A study by Papasavvas and colleagues showed that it is possible to boost HIV-specific immune responses in chronically infected individuals. Five chronically infected individuals on therapy stopped treatment for an average of 46 days. Three subjects reinitiated treatment at that time. Their viral loads returned to undetectable and they maintained HIV-specific immune responses. The other two subjects retained a low viral load (less than 1100 copies), and also maintained HIV-specific immune responses without restarting therapy.

Rizzardi and colleagues studied two immune-based therapy options in people who had never taken HIV medications.
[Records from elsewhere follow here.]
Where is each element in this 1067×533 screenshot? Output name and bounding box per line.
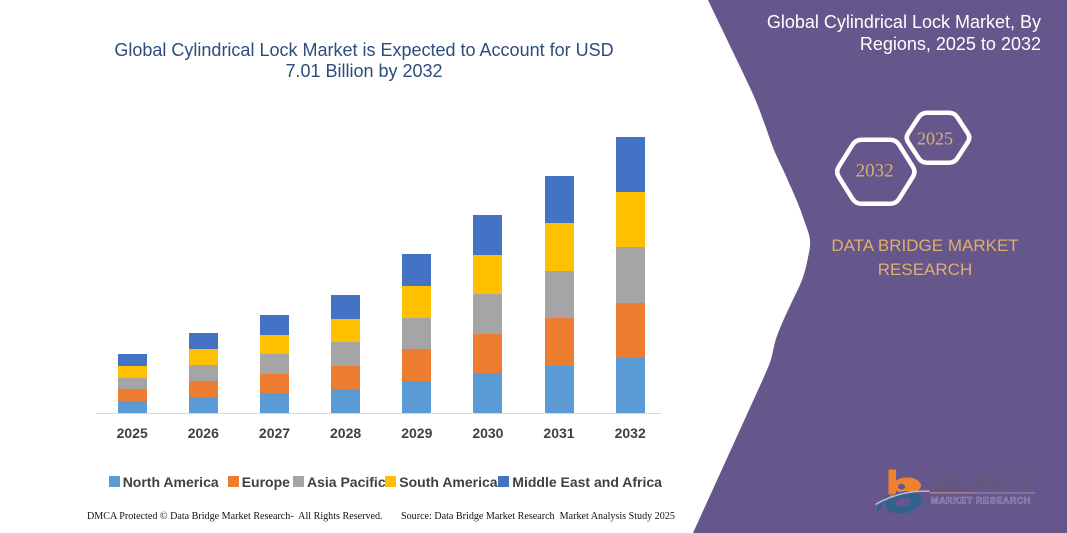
svg-text:MARKET RESEARCH: MARKET RESEARCH <box>931 496 1033 506</box>
svg-text:BRIDGE: BRIDGE <box>972 473 1033 494</box>
svg-text:DATA: DATA <box>931 473 967 494</box>
svg-text:2032: 2032 <box>856 161 894 182</box>
svg-text:2025: 2025 <box>917 129 953 149</box>
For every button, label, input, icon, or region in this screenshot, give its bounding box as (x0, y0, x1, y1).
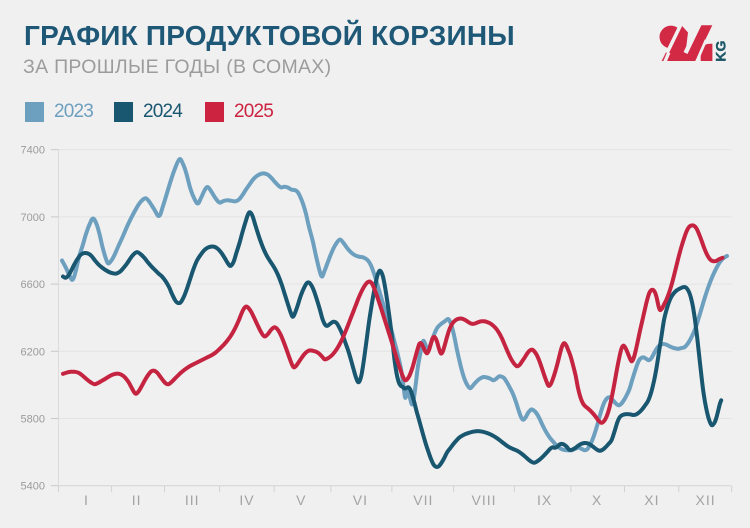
svg-text:5800: 5800 (21, 414, 45, 426)
svg-text:X: X (592, 492, 602, 508)
svg-text:VIII: VIII (471, 492, 496, 508)
svg-text:II: II (132, 492, 142, 508)
svg-text:VI: VI (353, 492, 368, 508)
svg-text:7000: 7000 (21, 212, 45, 224)
svg-text:5400: 5400 (21, 481, 45, 493)
svg-text:V: V (296, 492, 306, 508)
svg-text:6200: 6200 (21, 346, 45, 358)
svg-text:XII: XII (696, 492, 716, 508)
svg-text:I: I (84, 492, 89, 508)
svg-text:IV: IV (239, 492, 254, 508)
svg-text:KG: KG (713, 40, 729, 61)
svg-text:III: III (185, 492, 200, 508)
svg-text:XI: XI (644, 492, 659, 508)
svg-text:IX: IX (537, 492, 552, 508)
svg-text:6600: 6600 (21, 279, 45, 291)
svg-text:7400: 7400 (21, 145, 45, 157)
svg-text:VII: VII (413, 492, 433, 508)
The study groups consisted of individuals with viral loads greater than 5000 copies and more than 250 CD4 cells. The participants took a protease-containing regimen for over a year, and then those with an undetectable viral load added either Remune, a therapeutic vaccine, IL-2, an immune-stimulating substance, or no additional treatment. Administration of Remune and IL-2 resulted in an increase in memory and naïve CD4 cells. Administration of Remune generated more HIV-specific immune responses than administration of IL-2 – 80% of people who got Remune, 30% of people on IL-2, and 20% of people who got neither had enhanced HIV-specific immune response.

These studies were all short-term, and the results should not be interpreted as a green light to try treatment interruptions. Trying treatment interruptions within the structure of a clinical trial may be your best bet, as it is only through further research that we will understand the full implications of these new theories in HIV treatment.